Government decision-making over infrastructure projects must improve or risk wasting billions of pounds, an Institute for Government report has stated.

The think-tank praised the government for planning to invest £245bn over the next five years in high-quality infrastructure as a means to bolster the economy.

But it warned that government “is not always adept at identifying the best investments”.

The IfG cited projects, such as the controversial Millennium Dome and London Garden Bridge, schemes as examples of poor choices by Whitehall.

In April London mayor Sadiq Khan refused to release any more public funds to support the Garden Bridge scheme, which had already cost taxpayers £60m.

This followed a report earlier in April from Margaret Hodge, which said the £200m project did not offer value for money and the government should scrap it despite already sinking £60m into the idea.

In its What’s wrong with infrastructure? report the IfG argues that poor investment decisions could lock the economy into inappropriate infrastructure systems for many years, with significant harmful effects on future prosperity.

Nick Davies, research manager and report co-author, said: “Britain desperately needs upgrades to its infrastructure.

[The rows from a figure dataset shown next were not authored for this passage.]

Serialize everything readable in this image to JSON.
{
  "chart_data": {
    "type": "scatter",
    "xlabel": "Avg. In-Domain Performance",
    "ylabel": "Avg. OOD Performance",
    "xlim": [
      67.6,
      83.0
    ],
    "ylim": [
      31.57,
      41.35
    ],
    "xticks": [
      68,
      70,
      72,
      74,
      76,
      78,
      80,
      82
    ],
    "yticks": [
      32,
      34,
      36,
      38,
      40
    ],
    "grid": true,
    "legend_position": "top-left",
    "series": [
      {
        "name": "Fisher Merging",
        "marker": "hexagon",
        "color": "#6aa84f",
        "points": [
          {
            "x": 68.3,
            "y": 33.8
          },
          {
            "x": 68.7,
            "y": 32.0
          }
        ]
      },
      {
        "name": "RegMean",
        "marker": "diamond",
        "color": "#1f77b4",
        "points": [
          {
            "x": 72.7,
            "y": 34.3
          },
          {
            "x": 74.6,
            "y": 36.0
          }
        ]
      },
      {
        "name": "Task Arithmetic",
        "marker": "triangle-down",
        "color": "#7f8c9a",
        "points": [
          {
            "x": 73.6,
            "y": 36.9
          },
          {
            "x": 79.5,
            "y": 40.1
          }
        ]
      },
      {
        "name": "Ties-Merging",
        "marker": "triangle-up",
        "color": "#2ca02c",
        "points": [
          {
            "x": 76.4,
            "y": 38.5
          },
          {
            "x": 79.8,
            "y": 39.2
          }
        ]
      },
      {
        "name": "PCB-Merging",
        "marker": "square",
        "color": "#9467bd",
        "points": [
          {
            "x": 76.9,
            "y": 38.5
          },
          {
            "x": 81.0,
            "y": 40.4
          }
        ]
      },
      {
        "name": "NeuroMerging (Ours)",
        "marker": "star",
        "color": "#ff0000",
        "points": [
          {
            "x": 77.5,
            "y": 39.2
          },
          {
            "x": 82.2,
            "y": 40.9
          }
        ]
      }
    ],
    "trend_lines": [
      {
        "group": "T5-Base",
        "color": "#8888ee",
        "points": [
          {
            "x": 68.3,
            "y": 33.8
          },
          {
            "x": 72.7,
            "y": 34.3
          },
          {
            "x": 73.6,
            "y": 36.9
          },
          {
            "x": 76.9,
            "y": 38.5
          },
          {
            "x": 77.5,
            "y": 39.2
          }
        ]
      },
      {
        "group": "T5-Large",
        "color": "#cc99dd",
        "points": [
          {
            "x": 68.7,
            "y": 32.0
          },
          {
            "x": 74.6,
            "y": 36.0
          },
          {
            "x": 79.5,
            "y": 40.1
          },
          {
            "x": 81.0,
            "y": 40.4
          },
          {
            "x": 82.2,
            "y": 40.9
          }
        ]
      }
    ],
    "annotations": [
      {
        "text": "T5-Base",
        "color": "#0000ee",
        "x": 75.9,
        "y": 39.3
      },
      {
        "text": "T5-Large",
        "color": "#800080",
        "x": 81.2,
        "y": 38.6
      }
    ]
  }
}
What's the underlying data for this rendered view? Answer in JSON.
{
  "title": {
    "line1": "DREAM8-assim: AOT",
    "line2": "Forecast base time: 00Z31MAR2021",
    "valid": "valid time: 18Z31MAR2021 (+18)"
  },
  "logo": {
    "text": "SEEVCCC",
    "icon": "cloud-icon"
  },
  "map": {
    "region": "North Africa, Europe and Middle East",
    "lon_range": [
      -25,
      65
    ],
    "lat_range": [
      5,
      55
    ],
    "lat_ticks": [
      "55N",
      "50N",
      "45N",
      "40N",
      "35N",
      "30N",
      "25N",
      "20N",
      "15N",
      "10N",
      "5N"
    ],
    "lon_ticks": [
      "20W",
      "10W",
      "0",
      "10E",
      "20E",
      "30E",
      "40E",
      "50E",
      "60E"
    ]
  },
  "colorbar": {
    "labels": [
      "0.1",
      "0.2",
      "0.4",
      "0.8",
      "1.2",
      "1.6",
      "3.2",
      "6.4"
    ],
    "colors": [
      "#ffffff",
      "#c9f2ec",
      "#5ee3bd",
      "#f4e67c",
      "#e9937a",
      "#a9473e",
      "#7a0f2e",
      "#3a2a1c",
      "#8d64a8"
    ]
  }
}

“But too often projects are given the green-light based on questionable assumptions, a lack of strategy and without learning from past mistakes.

“Government decision-making must improve significantly if we want to reap the benefits of smart infrastructure investment.”

The report warns that picking the wrong infrastructure projects can lead to white elephants – projects that deliver scant economic dividends compared to better alternatives, wasting public money in the process.

In addition it says bad infrastructure decisions are often extremely difficult to undo.

This report comes after the publication of a National Audit Office appraisal of the government’s approach to the Hinkley Point C nuclear power plant project which it deemed as “risky and expensive”.

The IfG listed six reasons why the UK struggles at times with major infrastructure plans.

  • There is no national strategy for infrastructure investment
  • Government does not devote enough attention to assessing early options
  • The more ambitious the forecast, the more questionable the model
  • Ministers and senior civil servants can fail to understand project risk
  • Government finds it difficult to make decisions which create concentrated losers
  • Inadequate evaluation misses the opportunity to improve future projects.